Pemogokan ini dimulai pada Senin (26/11) lalu, ketika sekitar 171 sopir bus asal China enggan menjalankan tugasnya. Mereka memprotes adanya diskriminasi dalam pemberian gaji. Menurut mereka, para sopir bus asal Malaysia mendapat gaji lebih tinggi daripada mereka, padahal beban kerja mereka sama.

Diketahui bahwa operator transportasi Singapura, SMRT yang 54 persen sahamnya dikuasai perusahan ternama Temasek Holdings, terpaksa mempekerjakan sopir bus asal China dan Malaysia karena kekurangan tenaga kerja domestik.

SMRT menyebutkan, hari ini hanya 6 sopir yang tidak masuk kerja. Hal ini menurun drastis jika dibandingkan pada Senin (26/11) lalu saat 171 sopir tidak masuk kerja dan pada Selasa (27/11) ketika 88 sopir tidak masuk kerja. Demikian seperti dilansir AFP, Rabu (28/11/2012).

Para sopir keturunan China tersebut diketahui melakukan mogok kerja tanpa mengeluarkan deklarasi sebelumnya. Selain itu, mereka juga tidak bergabung dengan serikat pekerja yang ada. Terhadap hal ini, pemerintah Singapura menyatakan hendak mengambil tindakan tegas atas aksi mogok kerja yang dilakukan secara ilegal ini. Aksi ini juga memicu dilakukannya investigasi polisi.

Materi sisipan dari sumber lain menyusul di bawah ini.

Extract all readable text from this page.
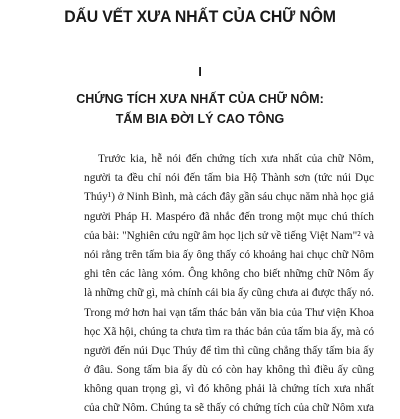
DẤU VẾT XƯA NHẤT CỦA CHỮ NÔM
I
CHỨNG TÍCH XƯA NHẤT CỦA CHỮ NÔM:
TẤM BIA ĐỜI LÝ CAO TÔNG
Trước kia, hễ nói đến chứng tích xưa nhất của chữ Nôm,
người ta đều chỉ nói đến tấm bia Hộ Thành sơn (tức núi Dục
Thúy¹) ở Ninh Bình, mà cách đây gần sáu chục năm nhà học giả
người Pháp H. Maspéro đã nhắc đến trong một mục chú thích
của bài: "Nghiên cứu ngữ âm học lịch sử về tiếng Việt Nam"² và
nói rằng trên tấm bia ấy ông thấy có khoảng hai chục chữ Nôm
ghi tên các làng xóm. Ông không cho biết những chữ Nôm ấy
là những chữ gì, mà chính cái bia ấy cũng chưa ai được thấy nó.
Trong mớ hơn hai vạn tấm thác bản văn bia của Thư viện Khoa
học Xã hội, chúng ta chưa tìm ra thác bản của tấm bia ấy, mà có
người đến núi Dục Thúy để tìm thì cũng chẳng thấy tấm bia ấy
ở đâu. Song tấm bia ấy dù có còn hay không thì điều ấy cũng
không quan trọng gì, vì đó không phải là chứng tích xưa nhất
của chữ Nôm. Chúng ta sẽ thấy có chứng tích của chữ Nôm xưa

Diketahui bahwa aksi mogok kerja dan bentuk aksi lainnya di sektor industri sangat jarang terjadi di Singapura. Pihak serikat pekerja bekerja secara intens dengan pemerintah dan pihak perusahaan, demi memastikan atmosfer kerja di Singapura nyaman dan menarik bagi investasi asing. Menurut Kementerian Tenaga Kerja Singapura, aksi mogok kerja terakhir kali terjadi pada tahun 1986 silam.

Aksi mogok kerja yang dilakukan mendadak dan tanpa pemberitahuan semacam ini, tergolong tindakan melanggar hukum di Singapura. Terutama yang dilakukan oleh pekerja pada sektor layanan penting seperti transportasi. Kecuali jika mereka memberikan peringatan sekitar 14 hari sebelumnya dengan menyertakan tuntutan yang mereka perjuangkan.

Aksi mogok kerja yang digelar secara ilegal bisa terancam hukuman denda hingga SGD 2 ribu (Rp 15,7 juta) atau hukuman penjara maksimal 1 tahun, atau kombinasi keduanya.

Sejumlah media setempat menyatakan, para sopir asal China yang terlibat mogok kerja ini nampaknya tidak menyadari jika mereka telah melanggar hukum di Singapura.